Immediately under fire during an off broadcast Q&A, the debate was questioned for excluding under 16year olds who were not allowed to attend due to ‘BBC policy’. Much media coverage had focused on the alleged involvement in, and organisation of, the disturbances by young people.
The further broadcast divided into three ‘panels of expertise not opinions’, addressing; policing & justice, intervention and morality, although three main contentions quickly led the discussions; racial and fiscal motivations, youth involvement and state culpability. Audience participation was confined to a hand in the air policy, making pertinent quid pro quo a logistical challenge.
Stating from the outset the ‘riots were caused by state racism’, Maxie Hayles, Chairman of Birmingham Racial Attacks Monitoring Unit, achieved loud acclaim commenting ‘people were responding to the police’s fatal shooting of Mark Duggan’, one of only a few times the Tottenham man’s name was mentioned. General consensus agreed that whilst ‘institutionalised racism was a systemic factor’, the looting was overwhelmingly spurned by greed. In what Dr Giles Fraser coined ‘because I’m worth it riots’.
However racial inequality did lead West Mercia Police Chief Constable Chris Sims to declare in defence ‘out of the 400 people arrested, only 50% were black’. A statistic still significantly disproportionate to Birmingham’s demographic.
Tackling the role of vulnerable families, Council Leader Mike Whitby claimed the ‘perceived involvement’ of the city’s young people had been over hyped. Several people, including the police, offered supporting statistics, with Dan Diamond, Manchester Probation’s Multi Agency Coordinator for Gun and Gang Offending, stating the ‘average age of main rioters was 29’.
However Whitby’s comments were heeded with a passionate warning from ex-gang member turned community youth worker, Sheldon Thomas, who maintained ‘not enough is being done to directly tackle the issues of gang culture’. A sentiment reflected by Victim Support Chief Executive, Javed Khan, who surmised ‘if we don’t understand the causes we will sleepwalk into the next riot.’
And despite an ‘old fashioned style’ where ‘rules can be respected’ championed by Perry Beeches Headteacher Ian Knowles, and a deservedly lauded programme of interaction by West Midlands Fire Service following the 1985 Handsworth riots, little constructive action on ‘engaging with young people’ was vocalised.

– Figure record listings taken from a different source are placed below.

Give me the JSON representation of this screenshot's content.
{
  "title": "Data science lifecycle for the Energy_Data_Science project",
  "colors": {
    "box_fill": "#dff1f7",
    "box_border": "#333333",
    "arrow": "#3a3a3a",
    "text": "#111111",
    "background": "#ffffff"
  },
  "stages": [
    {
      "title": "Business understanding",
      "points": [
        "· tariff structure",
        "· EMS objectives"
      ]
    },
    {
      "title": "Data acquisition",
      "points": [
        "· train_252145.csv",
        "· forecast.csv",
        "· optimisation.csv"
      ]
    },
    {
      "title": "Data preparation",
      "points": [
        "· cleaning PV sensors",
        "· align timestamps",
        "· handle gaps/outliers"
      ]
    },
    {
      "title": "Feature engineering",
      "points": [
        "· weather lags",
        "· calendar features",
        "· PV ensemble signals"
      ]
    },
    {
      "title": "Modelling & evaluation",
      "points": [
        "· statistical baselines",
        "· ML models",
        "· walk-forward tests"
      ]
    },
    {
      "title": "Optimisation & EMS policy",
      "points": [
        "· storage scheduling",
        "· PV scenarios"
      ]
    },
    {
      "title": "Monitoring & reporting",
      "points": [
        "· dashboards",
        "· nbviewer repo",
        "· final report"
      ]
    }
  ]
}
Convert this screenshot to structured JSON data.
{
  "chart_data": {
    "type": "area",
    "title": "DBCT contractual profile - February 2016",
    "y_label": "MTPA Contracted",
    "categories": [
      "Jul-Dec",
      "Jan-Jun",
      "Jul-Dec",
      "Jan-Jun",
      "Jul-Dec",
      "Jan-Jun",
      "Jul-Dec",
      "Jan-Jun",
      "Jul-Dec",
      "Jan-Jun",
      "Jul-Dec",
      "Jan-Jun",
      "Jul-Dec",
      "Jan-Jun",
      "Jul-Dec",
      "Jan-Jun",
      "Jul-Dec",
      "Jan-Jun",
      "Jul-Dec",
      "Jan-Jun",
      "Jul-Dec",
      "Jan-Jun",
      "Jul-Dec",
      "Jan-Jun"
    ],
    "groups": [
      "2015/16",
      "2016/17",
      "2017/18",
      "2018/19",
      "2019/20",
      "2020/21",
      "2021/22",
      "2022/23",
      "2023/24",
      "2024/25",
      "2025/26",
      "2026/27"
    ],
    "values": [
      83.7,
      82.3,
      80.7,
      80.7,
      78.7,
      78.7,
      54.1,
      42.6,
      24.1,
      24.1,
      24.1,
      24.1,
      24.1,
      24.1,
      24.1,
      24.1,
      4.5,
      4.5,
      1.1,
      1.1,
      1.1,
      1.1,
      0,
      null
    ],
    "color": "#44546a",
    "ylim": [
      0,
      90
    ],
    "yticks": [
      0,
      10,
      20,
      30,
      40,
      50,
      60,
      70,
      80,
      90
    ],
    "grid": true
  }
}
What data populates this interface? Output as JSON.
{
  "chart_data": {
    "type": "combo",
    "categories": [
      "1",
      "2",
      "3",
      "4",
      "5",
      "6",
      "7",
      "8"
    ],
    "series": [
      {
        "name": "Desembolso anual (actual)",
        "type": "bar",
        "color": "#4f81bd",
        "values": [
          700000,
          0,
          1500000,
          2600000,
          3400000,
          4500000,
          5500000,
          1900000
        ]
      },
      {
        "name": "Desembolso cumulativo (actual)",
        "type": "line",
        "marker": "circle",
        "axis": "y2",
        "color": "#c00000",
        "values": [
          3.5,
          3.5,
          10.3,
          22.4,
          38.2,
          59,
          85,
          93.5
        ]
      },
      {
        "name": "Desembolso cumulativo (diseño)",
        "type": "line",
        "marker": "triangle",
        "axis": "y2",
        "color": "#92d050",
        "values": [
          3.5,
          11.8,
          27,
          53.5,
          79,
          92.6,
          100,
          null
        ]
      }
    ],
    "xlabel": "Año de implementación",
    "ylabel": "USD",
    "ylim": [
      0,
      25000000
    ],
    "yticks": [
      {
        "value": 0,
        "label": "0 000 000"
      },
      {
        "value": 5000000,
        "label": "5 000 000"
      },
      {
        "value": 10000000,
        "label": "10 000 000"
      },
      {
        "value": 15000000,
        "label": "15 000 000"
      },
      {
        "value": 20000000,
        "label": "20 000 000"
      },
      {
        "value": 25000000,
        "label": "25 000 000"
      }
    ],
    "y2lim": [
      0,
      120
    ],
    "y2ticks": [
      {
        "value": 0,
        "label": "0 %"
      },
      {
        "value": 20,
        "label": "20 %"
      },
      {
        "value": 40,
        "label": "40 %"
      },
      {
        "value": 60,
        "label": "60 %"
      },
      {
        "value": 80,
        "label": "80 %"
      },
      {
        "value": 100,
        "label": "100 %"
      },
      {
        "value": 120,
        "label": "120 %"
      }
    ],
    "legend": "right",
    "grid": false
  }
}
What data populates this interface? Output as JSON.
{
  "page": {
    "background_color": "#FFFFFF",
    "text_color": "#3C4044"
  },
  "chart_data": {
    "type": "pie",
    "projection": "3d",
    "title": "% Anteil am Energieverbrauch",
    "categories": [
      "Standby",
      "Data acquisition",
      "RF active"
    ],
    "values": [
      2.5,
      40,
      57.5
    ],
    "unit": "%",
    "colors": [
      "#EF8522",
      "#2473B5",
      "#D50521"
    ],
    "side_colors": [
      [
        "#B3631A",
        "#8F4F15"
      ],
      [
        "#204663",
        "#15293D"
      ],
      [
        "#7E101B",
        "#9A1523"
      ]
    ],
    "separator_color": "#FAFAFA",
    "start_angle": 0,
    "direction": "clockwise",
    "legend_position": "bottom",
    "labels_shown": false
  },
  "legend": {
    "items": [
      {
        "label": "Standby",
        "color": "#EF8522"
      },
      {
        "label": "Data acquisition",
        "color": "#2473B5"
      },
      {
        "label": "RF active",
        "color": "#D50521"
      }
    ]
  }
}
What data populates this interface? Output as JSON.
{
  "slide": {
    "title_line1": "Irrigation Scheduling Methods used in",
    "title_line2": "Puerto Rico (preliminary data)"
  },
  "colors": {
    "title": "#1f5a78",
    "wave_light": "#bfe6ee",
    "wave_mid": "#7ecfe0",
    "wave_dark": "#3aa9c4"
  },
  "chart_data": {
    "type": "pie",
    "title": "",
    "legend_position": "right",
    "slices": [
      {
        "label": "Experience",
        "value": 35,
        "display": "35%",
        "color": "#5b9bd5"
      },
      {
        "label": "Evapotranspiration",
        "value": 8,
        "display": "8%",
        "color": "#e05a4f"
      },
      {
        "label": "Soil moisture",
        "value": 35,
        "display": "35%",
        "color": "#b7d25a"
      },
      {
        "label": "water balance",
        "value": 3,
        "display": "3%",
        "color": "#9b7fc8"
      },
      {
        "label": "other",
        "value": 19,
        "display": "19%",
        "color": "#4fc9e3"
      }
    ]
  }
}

When the role of wider society came under scrutiny, bankers and politicians became the most prominent targets. And whilst fierce debate ensued after Director of Global Vision, Ruth Lea, claimed ‘a successful city comes with a social price’ and big business tax avoidance was ‘reckless but it wasn’t a crime’, the question of personal morality, or responsibility, eventually became moot. All fingers pointing exclusively outwards.
Although it was Sheldon Thomas who again proffered the most sensible soundbyte, explaining ‘you can’t spend £4bn on a war and come back to tell people they have nothing. There’s a massive gap between the haves and have nots.’ And whilst the show’s presenter, James Naughtie, successfully kept ‘away from the territory of political speech’,perhaps at this point MPs should have been granted a right to reply.